To this day, Willis thanks the Finleys for his happy ending. Chris and Julie Finley, a white married couple who taught in the Hollow Rock-Bruceton (Tenn.) Central school system that educates 600 students in grades K-12 in the same building, welcomed Willis and his brother Orey into their home in the spring of 2002. Both legal guardians were 25 years old living in a trailer at the time. Tennessee's Department of Children's Services placed Willis' youngest brother and sister, Ernicka, in a different foster home. Churches in the rural town of 1,500 emptied food pantries to the Finleys. Local clothing stores opened their doors.

"We're a close community and everybody rallied to help,'' said Chris Finley, 36, also the school's basketball coach.

It was Finley who spent late nights studying with Willis for the ACT and told him after their final futile five-hour trip to visit Tennessee coaches to use the snub as motivation. It was Finley who skipped three basketball games this week to spend it with his wife and youngest kids, ages 2 and 4, at the 49ers hotel in the Big Easy to see Willis rewarded for his hard work. It was Finley with whom Willis first shared the dream of escaping small-town Tennessee for the NFL big time more than a decade before he emerged as the league's best linebacker. Not even Ray Lewis made the Pro Bowl in each of his first six seasons the way Willis has.

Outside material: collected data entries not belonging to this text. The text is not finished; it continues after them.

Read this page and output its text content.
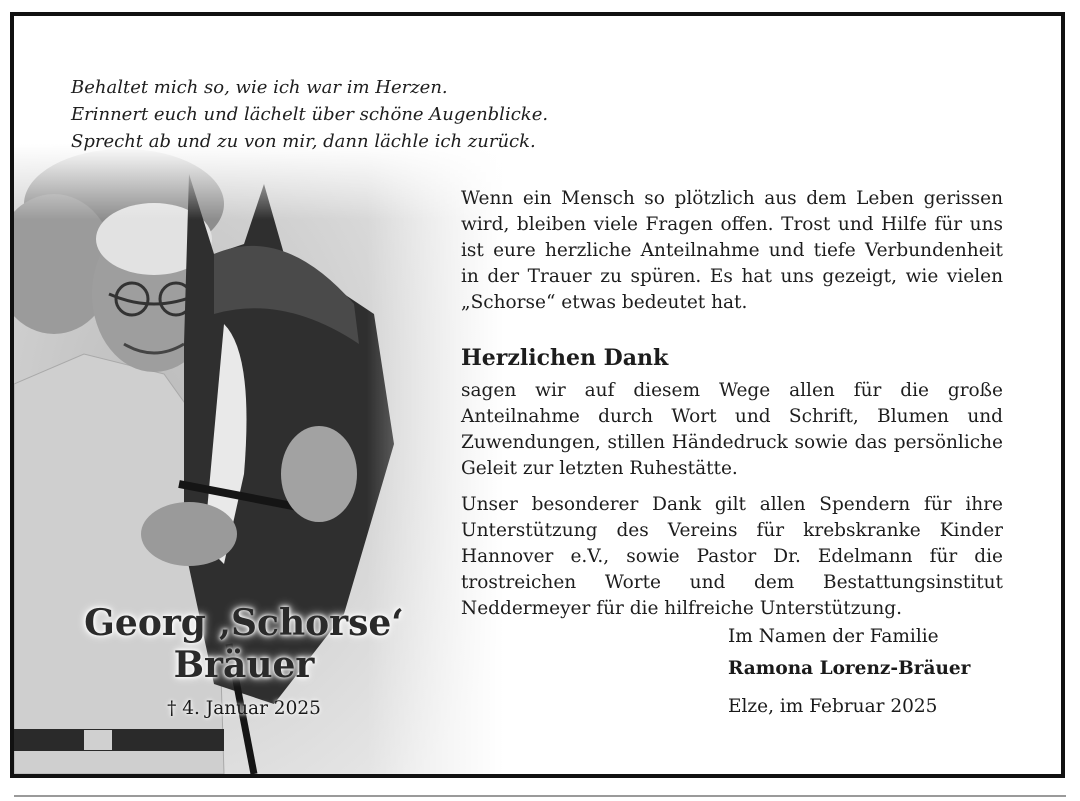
Behaltet mich so, wie ich war im Herzen.
Erinnert euch und lächelt über schöne Augenblicke.
Sprecht ab und zu von mir, dann lächle ich zurück.

Wenn ein Mensch so plötzlich aus dem Leben gerissen wird, bleiben viele Fragen offen. Trost und Hilfe für uns ist eure herzliche Anteilnahme und tiefe Verbundenheit in der Trauer zu spüren. Es hat uns gezeigt, wie vielen „Schorse“ etwas bedeutet hat.

Herzlichen Dank

sagen wir auf diesem Wege allen für die große Anteilnahme durch Wort und Schrift, Blumen und Zuwendungen, stillen Händedruck sowie das persönliche Geleit zur letzten Ruhestätte.

Unser besonderer Dank gilt allen Spendern für ihre Unterstützung des Vereins für krebskranke Kinder Hannover e.V., sowie Pastor Dr. Edelmann für die trostreichen Worte und dem Bestattungsinstitut Neddermeyer für die hilfreiche Unterstützung.

Georg ‚Schorse‘
Bräuer
† 4. Januar 2025
Im Namen der Familie
Ramona Lorenz-Bräuer
Elze, im Februar 2025
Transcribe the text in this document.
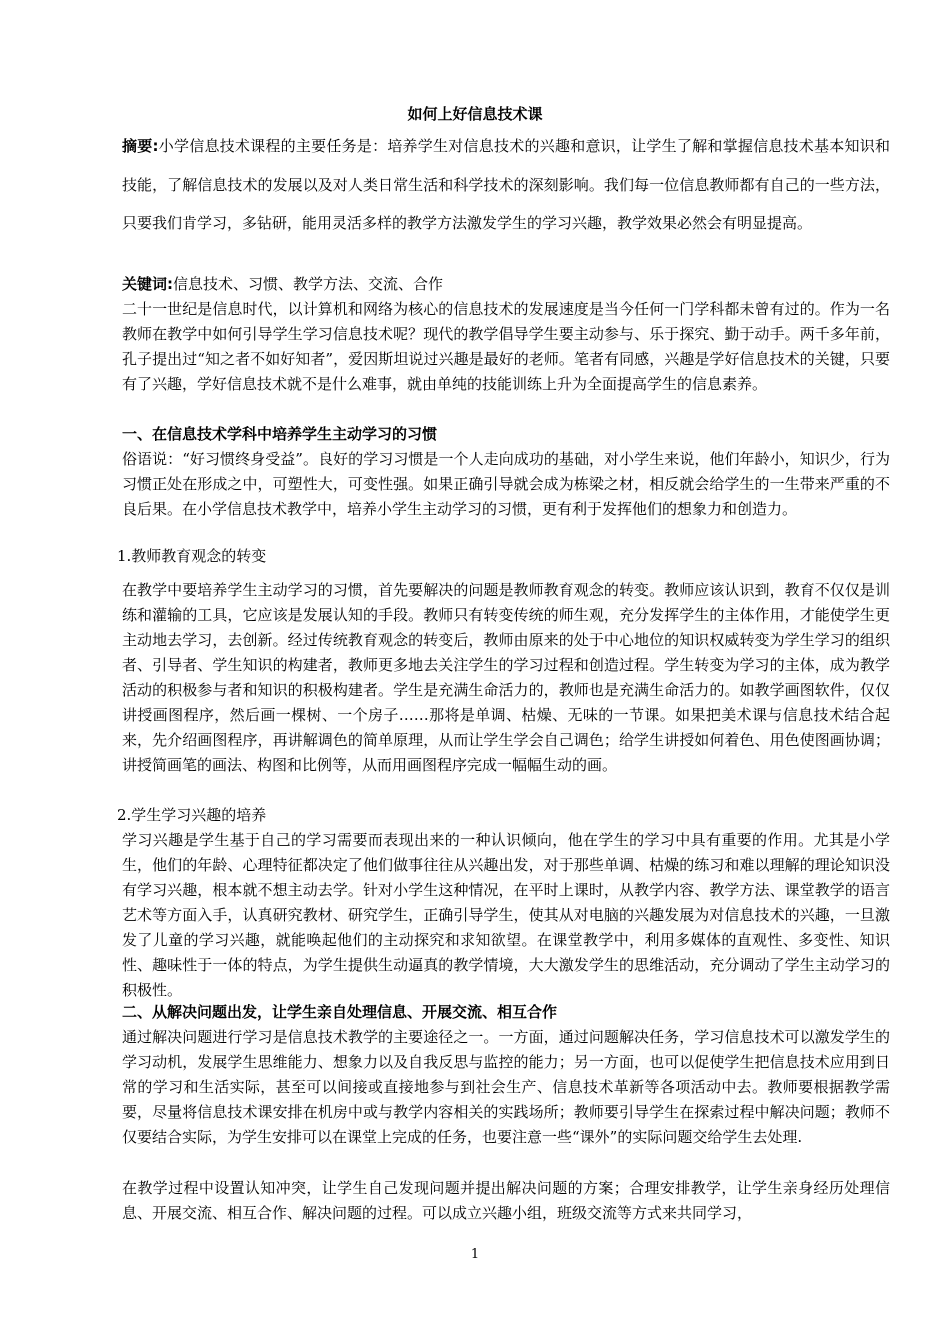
如何上好信息技术课
摘要:小学信息技术课程的主要任务是：培养学生对信息技术的兴趣和意识，让学生了解和掌握信息技术基本知识和技能，了解信息技术的发展以及对人类日常生活和科学技术的深刻影响。我们每一位信息教师都有自己的一些方法，只要我们肯学习，多钻研，能用灵活多样的教学方法激发学生的学习兴趣，教学效果必然会有明显提高。
关键词:信息技术、习惯、教学方法、交流、合作
二十一世纪是信息时代，以计算机和网络为核心的信息技术的发展速度是当今任何一门学科都未曾有过的。作为一名教师在教学中如何引导学生学习信息技术呢？现代的教学倡导学生要主动参与、乐于探究、勤于动手。两千多年前，孔子提出过“知之者不如好知者”，爱因斯坦说过兴趣是最好的老师。笔者有同感，兴趣是学好信息技术的关键，只要有了兴趣，学好信息技术就不是什么难事，就由单纯的技能训练上升为全面提高学生的信息素养。
一、在信息技术学科中培养学生主动学习的习惯
俗语说：“好习惯终身受益”。良好的学习习惯是一个人走向成功的基础，对小学生来说，他们年龄小，知识少，行为习惯正处在形成之中，可塑性大，可变性强。如果正确引导就会成为栋梁之材，相反就会给学生的一生带来严重的不良后果。在小学信息技术教学中，培养小学生主动学习的习惯，更有利于发挥他们的想象力和创造力。
1.教师教育观念的转变
在教学中要培养学生主动学习的习惯，首先要解决的问题是教师教育观念的转变。教师应该认识到，教育不仅仅是训练和灌输的工具，它应该是发展认知的手段。教师只有转变传统的师生观，充分发挥学生的主体作用，才能使学生更主动地去学习，去创新。经过传统教育观念的转变后，教师由原来的处于中心地位的知识权威转变为学生学习的组织者、引导者、学生知识的构建者，教师更多地去关注学生的学习过程和创造过程。学生转变为学习的主体，成为教学活动的积极参与者和知识的积极构建者。学生是充满生命活力的，教师也是充满生命活力的。如教学画图软件，仅仅讲授画图程序，然后画一棵树、一个房子……那将是单调、枯燥、无味的一节课。如果把美术课与信息技术结合起来，先介绍画图程序，再讲解调色的简单原理，从而让学生学会自己调色；给学生讲授如何着色、用色使图画协调；讲授简画笔的画法、构图和比例等，从而用画图程序完成一幅幅生动的画。
2.学生学习兴趣的培养
学习兴趣是学生基于自己的学习需要而表现出来的一种认识倾向，他在学生的学习中具有重要的作用。尤其是小学生，他们的年龄、心理特征都决定了他们做事往往从兴趣出发，对于那些单调、枯燥的练习和难以理解的理论知识没有学习兴趣，根本就不想主动去学。针对小学生这种情况，在平时上课时，从教学内容、教学方法、课堂教学的语言艺术等方面入手，认真研究教材、研究学生，正确引导学生，使其从对电脑的兴趣发展为对信息技术的兴趣，一旦激发了儿童的学习兴趣，就能唤起他们的主动探究和求知欲望。在课堂教学中，利用多媒体的直观性、多变性、知识性、趣味性于一体的特点，为学生提供生动逼真的教学情境，大大激发学生的思维活动，充分调动了学生主动学习的积极性。
二、从解决问题出发，让学生亲自处理信息、开展交流、相互合作
通过解决问题进行学习是信息技术教学的主要途径之一。一方面，通过问题解决任务，学习信息技术可以激发学生的学习动机，发展学生思维能力、想象力以及自我反思与监控的能力；另一方面，也可以促使学生把信息技术应用到日常的学习和生活实际，甚至可以间接或直接地参与到社会生产、信息技术革新等各项活动中去。教师要根据教学需要，尽量将信息技术课安排在机房中或与教学内容相关的实践场所；教师要引导学生在探索过程中解决问题；教师不仅要结合实际，为学生安排可以在课堂上完成的任务，也要注意一些“课外”的实际问题交给学生去处理.
在教学过程中设置认知冲突，让学生自己发现问题并提出解决问题的方案；合理安排教学，让学生亲身经历处理信息、开展交流、相互合作、解决问题的过程。可以成立兴趣小组，班级交流等方式来共同学习，
1
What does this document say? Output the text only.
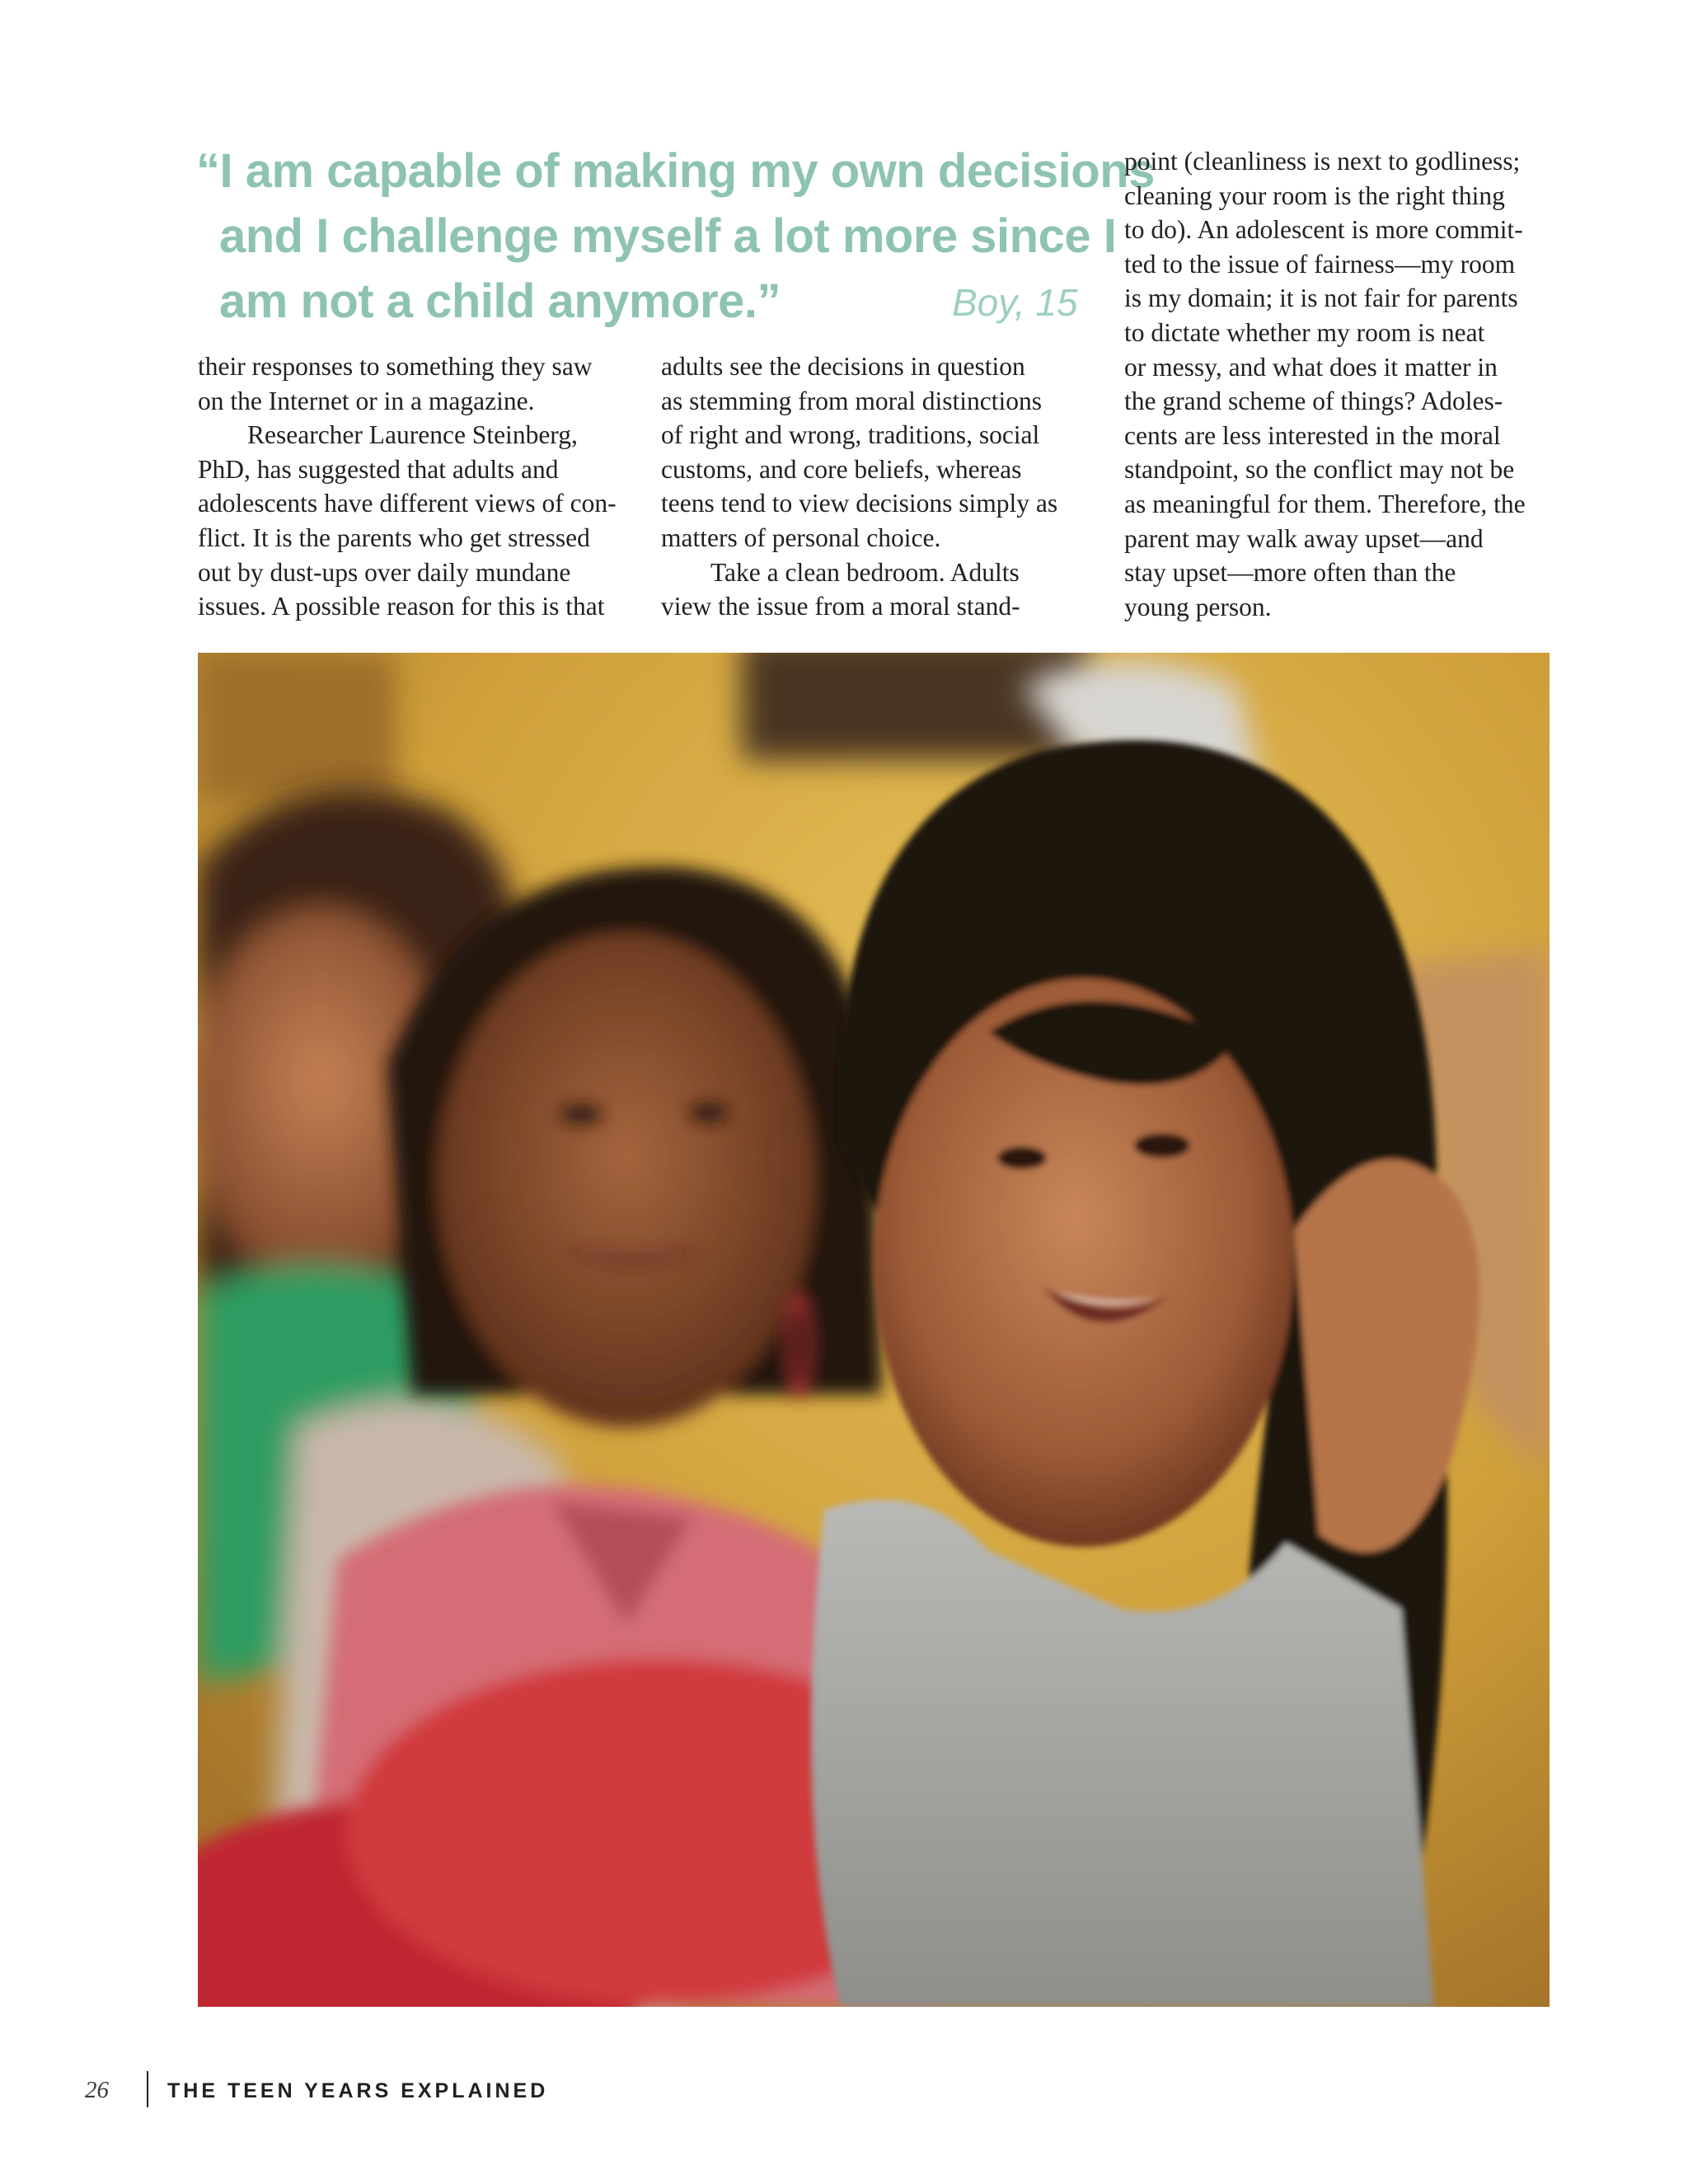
“I am capable of making my own decisions
and I challenge myself a lot more since I
am not a child anymore.”	Boy, 15
their responses to something they saw
on the Internet or in a magazine.
Researcher Laurence Steinberg,
PhD, has suggested that adults and
adolescents have different views of con-
flict. It is the parents who get stressed
out by dust-ups over daily mundane
issues. A possible reason for this is that
adults see the decisions in question
as stemming from moral distinctions
of right and wrong, traditions, social
customs, and core beliefs, whereas
teens tend to view decisions simply as
matters of personal choice.
Take a clean bedroom. Adults
view the issue from a moral stand-
point (cleanliness is next to godliness;
cleaning your room is the right thing
to do). An adolescent is more commit-
ted to the issue of fairness—my room
is my domain; it is not fair for parents
to dictate whether my room is neat
or messy, and what does it matter in
the grand scheme of things? Adoles-
cents are less interested in the moral
standpoint, so the conflict may not be
as meaningful for them. Therefore, the
parent may walk away upset—and
stay upset—more often than the
young person.
26	THE TEEN YEARS EXPLAINED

Watching film makes it obvious what kind of player Willis is. To adequately see the type of person he became might warrant a larger screen one day. Oher knows a compelling tale when he sees one.

"We understand one another because of our similar backgrounds and know how tough it is growing up without taking anything for granted,'' Oher said.

The old buddies from Ole Miss who share more than an alma mater hoped to find time amid the frenzy to get together before Sunday.

"But we hang out a lot in the offseason so it won't be major if we miss each other,'' Oher said.

These two just meeting on the same field for the Super Bowl seems memorable enough.